É difícil escrever algo de novo, quando nestes primeiros dias de 2019, ano do centenário do nascimento de Sophia de Mello Breyner Andresen (1919-2004), tantos artigos têm sido publicados sobre a sua vida e obra.
Não conheci pessoalmente a poeta e escritora, mas através da leitura da sua obra, da leitura de artigos e do testemunho de amigos que conviveram de perto, há uma ideia que permanece: Sophia era inteira na sua poesia, a tudo se entregava por inteiro!
Teve uma intensa actividade cívica, na luta pela liberdade em Portugal. Foi sócia fundadora da Comissão Nacional de Apoio aos Presos Políticos e integrou o PS. Foi deputada à Assembleia da República, em 1975. Apoiou o movimento monárquico e foi católica progressista. Deu importantes contributos ao Centro Nacional de Cultura, do qual foi directora vários anos.
A Comissão das Comemorações do Centenário de Sophia de Mello Breyner Andresen, está sediada precisamente no Centro Nacional de Cultura e propõe um programa que contempla várias facetas da vida de Sophia.
No âmbito das Comemorações a cidade de Lagos não poderia ficar de fora, por ser um dos locais onde a família passava férias, e pela presença do mar na vida e obra de Sophia.
A programação inclui um Colóquio designado: “O Mediterrâneo e o Atlântico em Sophia” que decorrerá em Lagos a 3.10.2019, e que terá como temas o mar, o diálogo com os poetas do Sul, a importância dos contos para crianças e a presença do sagrado na poesia. (www.centenariodesophia.com).
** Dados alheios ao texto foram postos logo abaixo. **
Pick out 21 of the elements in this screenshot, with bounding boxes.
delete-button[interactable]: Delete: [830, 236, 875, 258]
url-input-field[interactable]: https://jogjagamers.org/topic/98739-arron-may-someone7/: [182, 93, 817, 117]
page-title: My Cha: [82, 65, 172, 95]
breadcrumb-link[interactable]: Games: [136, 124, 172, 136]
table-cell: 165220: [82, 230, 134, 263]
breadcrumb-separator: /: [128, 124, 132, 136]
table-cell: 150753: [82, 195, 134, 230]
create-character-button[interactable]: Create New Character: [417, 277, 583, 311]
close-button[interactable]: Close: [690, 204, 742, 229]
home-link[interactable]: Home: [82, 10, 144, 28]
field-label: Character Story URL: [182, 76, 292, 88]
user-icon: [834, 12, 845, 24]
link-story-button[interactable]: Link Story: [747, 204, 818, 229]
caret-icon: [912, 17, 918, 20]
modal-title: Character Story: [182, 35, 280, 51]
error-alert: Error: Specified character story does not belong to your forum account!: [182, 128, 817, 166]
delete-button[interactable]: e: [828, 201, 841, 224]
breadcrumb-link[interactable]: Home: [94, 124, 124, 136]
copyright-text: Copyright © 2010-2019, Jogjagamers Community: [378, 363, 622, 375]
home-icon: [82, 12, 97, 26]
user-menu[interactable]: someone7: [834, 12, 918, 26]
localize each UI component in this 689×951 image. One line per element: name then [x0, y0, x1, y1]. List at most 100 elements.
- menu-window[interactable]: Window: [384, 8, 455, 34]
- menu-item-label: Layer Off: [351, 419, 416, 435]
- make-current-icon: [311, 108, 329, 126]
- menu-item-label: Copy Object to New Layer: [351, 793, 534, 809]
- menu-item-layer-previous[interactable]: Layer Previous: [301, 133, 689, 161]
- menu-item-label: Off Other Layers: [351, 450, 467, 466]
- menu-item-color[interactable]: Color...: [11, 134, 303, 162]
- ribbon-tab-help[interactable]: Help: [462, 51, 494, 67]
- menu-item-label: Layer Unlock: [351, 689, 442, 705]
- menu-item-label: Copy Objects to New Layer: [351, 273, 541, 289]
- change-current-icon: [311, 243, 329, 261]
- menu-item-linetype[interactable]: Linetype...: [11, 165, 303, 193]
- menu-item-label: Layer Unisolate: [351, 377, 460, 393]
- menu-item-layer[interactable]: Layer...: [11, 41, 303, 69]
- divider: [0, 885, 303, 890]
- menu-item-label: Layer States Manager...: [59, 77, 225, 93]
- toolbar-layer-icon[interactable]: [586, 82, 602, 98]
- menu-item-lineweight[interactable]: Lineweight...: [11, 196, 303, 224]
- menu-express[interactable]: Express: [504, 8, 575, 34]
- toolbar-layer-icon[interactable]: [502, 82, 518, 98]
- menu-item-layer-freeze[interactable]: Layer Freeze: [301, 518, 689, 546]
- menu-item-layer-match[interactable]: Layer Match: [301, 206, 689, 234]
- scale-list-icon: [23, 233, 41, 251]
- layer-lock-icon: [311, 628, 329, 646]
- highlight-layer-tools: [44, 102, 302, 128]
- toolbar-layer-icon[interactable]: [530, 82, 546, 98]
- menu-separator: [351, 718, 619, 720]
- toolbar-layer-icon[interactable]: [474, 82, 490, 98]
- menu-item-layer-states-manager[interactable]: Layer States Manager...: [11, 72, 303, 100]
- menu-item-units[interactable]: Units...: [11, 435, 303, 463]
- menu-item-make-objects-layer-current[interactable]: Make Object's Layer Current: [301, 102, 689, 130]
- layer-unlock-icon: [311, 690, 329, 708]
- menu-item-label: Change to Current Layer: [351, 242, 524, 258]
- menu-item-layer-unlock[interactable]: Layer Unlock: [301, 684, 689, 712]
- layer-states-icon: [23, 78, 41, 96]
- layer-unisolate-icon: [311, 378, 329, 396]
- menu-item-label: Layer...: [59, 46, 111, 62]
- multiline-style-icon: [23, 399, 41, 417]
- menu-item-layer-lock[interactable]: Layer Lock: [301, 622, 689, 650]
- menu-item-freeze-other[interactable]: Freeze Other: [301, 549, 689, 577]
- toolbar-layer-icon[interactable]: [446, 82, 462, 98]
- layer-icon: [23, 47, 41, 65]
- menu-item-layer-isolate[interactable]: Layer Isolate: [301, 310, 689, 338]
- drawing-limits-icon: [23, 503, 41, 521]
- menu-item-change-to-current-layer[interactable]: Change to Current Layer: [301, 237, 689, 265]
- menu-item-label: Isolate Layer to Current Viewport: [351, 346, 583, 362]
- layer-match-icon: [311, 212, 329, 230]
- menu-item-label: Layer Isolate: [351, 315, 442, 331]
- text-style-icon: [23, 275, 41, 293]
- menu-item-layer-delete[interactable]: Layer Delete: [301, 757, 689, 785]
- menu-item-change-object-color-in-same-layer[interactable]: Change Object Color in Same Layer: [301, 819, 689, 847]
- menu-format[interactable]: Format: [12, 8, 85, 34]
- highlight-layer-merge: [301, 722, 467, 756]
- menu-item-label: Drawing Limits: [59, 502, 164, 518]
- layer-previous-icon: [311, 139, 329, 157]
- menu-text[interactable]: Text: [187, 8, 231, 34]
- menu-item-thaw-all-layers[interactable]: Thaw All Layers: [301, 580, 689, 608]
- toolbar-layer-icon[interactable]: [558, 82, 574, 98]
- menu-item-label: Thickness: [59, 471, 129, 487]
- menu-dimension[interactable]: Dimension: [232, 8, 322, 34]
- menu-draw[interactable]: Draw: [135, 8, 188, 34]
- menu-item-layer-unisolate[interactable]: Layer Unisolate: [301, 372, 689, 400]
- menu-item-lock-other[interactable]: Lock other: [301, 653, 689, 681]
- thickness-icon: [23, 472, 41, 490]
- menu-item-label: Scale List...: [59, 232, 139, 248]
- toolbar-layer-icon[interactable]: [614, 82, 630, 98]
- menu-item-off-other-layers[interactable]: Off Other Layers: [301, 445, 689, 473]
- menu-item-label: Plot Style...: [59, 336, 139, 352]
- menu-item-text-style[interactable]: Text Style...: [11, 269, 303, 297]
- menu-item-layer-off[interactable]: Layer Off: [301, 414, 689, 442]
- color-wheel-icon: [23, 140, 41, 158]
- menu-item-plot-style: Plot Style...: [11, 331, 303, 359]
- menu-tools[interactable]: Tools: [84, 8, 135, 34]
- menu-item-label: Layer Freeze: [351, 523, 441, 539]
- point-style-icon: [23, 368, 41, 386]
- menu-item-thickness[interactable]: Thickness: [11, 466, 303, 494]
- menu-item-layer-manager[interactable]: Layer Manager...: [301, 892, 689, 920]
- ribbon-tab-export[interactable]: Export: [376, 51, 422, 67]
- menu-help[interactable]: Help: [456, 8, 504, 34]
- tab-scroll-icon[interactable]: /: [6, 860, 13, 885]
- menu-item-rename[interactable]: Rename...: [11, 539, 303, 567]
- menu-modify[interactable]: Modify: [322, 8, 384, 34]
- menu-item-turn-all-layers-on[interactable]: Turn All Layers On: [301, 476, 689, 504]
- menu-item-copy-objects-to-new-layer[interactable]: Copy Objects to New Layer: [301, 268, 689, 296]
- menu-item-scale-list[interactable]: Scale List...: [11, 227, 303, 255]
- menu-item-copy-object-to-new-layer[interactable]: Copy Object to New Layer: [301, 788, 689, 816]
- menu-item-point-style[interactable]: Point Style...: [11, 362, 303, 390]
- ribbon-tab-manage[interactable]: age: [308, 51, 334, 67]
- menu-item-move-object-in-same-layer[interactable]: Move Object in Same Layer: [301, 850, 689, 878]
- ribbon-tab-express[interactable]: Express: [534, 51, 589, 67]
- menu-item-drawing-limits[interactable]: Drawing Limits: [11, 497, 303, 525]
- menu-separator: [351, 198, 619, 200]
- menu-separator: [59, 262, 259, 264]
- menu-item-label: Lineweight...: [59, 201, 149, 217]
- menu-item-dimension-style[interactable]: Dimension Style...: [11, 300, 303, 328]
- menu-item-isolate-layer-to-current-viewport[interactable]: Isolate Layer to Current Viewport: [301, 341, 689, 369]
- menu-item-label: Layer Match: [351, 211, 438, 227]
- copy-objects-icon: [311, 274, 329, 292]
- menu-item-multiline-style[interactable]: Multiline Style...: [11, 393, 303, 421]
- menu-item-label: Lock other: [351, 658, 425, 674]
A clareza da palavra e a procura da Luz
Creio que poucas pessoas, mesmo aquelas que habitualmente não lêem poesia, ficarão indiferentes à clareza da sua palavra e à beleza da sua expressão.
Há palavras que, desde criança, me parece que foram sempre de Sophia e poemas que me têm acompanhado nas diferentes etapas da vida.
Vejo as suas palavras cheias de Luz dando claridade e movimento aos livros, transportando quem lê para outros lugares. Aliás, Luz é a palavra que mais encontro na poesia de Sophia e mesmo quando a palavra “luz” não está lá, está a luminosidade e a perspicácia do seu olhar.
Gostaria de referir esse aspecto que considero importante: a procura da Luz, e que ganha muitas formas na poesia de Sophia. Vejo referência a Deus em alguns dos seus poemas, sinto que Deus se faz perto através da poesia!
No poema intitulado Chamo-Te, sente-se que Sophia anseia a presença de Deus e vai ao tempo primordial nessa procura:
“Chamo-Te porque tudo está ainda no princípio
E suportar é o tempo mais comprido.
Peço-Te que venhas e me dês a liberdade,
Que um só de Teus olhares me purifique e acabe.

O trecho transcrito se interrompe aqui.